Comment expliquer ce paradoxe : pourquoi tant d’étrangers et en particulier des ressortissants anglais viennent-ils s’installer chez nous. Tous ne fuient pas la vie chère en Angleterre. La plupart nous envie notre cadre de vie, nos services, notre culture et, en particulier, admire notre vision du monde, cette résistance bien gauloise, cette façon d’aborder les débats de sociétés avec nos critiques politiques et nos intellectuels et ce malgré nos syndicats ringards, nos grèves, nos conflits sociaux. Cette particularité ou exception franco-française ne déplaît pas tant que cela ; elle peut aussi inspirer.
Le pouvoir d’achat ne se résume pas à un chiffre de revenu disponible après taxes, mais doit se comprendre en termes de salaire réel et celui-ci tient compte des services et des prestations sociales.
A ce titre l’Angleterre est en retard sur la France.

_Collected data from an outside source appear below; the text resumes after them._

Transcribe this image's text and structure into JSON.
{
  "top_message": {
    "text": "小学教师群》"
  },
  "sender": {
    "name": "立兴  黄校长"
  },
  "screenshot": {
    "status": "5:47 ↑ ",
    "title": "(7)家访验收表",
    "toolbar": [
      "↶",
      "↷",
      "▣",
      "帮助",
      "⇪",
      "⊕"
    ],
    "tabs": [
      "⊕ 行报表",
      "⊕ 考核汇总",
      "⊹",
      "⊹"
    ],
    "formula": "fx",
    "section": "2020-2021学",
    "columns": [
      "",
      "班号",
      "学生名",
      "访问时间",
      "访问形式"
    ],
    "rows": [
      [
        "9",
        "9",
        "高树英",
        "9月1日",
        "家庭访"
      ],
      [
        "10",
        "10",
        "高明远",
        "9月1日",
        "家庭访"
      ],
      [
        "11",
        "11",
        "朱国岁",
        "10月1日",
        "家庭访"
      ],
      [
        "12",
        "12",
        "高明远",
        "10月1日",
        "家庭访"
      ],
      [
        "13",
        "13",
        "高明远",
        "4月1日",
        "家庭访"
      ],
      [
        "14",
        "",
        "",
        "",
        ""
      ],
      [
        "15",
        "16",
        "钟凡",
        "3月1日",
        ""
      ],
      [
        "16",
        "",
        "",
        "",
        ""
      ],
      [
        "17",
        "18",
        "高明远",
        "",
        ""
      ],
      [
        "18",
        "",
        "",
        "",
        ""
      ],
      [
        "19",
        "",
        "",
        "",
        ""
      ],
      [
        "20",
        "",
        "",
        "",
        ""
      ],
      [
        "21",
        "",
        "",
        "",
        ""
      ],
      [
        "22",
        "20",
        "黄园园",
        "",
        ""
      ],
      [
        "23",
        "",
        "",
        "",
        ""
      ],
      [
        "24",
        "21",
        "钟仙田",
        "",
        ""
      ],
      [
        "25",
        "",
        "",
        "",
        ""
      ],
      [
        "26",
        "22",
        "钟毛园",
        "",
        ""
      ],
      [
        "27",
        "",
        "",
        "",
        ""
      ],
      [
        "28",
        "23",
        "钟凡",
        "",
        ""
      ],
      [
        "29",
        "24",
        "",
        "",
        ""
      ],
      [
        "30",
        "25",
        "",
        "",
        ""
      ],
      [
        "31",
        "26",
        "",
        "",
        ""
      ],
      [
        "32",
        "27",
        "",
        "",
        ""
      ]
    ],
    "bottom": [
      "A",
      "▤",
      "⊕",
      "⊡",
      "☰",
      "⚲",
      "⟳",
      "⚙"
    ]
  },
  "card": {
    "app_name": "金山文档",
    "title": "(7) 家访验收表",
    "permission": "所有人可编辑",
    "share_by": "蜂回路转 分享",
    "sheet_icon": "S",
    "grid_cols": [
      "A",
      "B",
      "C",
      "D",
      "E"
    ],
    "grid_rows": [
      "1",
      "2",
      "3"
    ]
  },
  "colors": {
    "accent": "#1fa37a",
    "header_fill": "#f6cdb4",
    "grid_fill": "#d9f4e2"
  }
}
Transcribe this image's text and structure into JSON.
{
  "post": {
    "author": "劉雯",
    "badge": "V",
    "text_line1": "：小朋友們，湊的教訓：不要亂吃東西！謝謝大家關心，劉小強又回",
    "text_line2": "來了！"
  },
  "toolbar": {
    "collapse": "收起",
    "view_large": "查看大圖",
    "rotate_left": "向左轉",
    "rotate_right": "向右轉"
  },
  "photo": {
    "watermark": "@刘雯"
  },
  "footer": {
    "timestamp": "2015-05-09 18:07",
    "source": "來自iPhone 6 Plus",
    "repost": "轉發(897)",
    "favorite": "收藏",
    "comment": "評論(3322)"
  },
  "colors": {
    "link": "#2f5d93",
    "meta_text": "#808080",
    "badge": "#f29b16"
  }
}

Tout comme l’indice général des prix n’est pas le seul facteur du pouvoir d’achat, ce slogan, travailler plus pour gagner plus, n’est pas la panacée universelle. Le pouvoir d’achat ne peut être réduit à des heures supplémentaires payées en plus en fin de mois.
C’est bien plus que cela.
Beaucoup d’économistes soutiendraient que les politiques sociales sont un atout pour un pays et aussi une source de richesse.
Le pouvoir d’achat passerait par le maintien d’avantages sociaux plus justes avec des réformes, certes, pour renforcer l’égalité et dénoncer les niches.
La réalité est bien plus complexe encore une fois et les Français le savent et ne sont pas dupes.
Il semblerait que le milieu politique au pouvoir tient à faire son devoir d’éducation auprès des Français pour que ces derniers soient conduits à croire que la vie est plus rose ailleurs.
Les Français pourraient donner une leçon de pédagogie en combattant ce discours immature.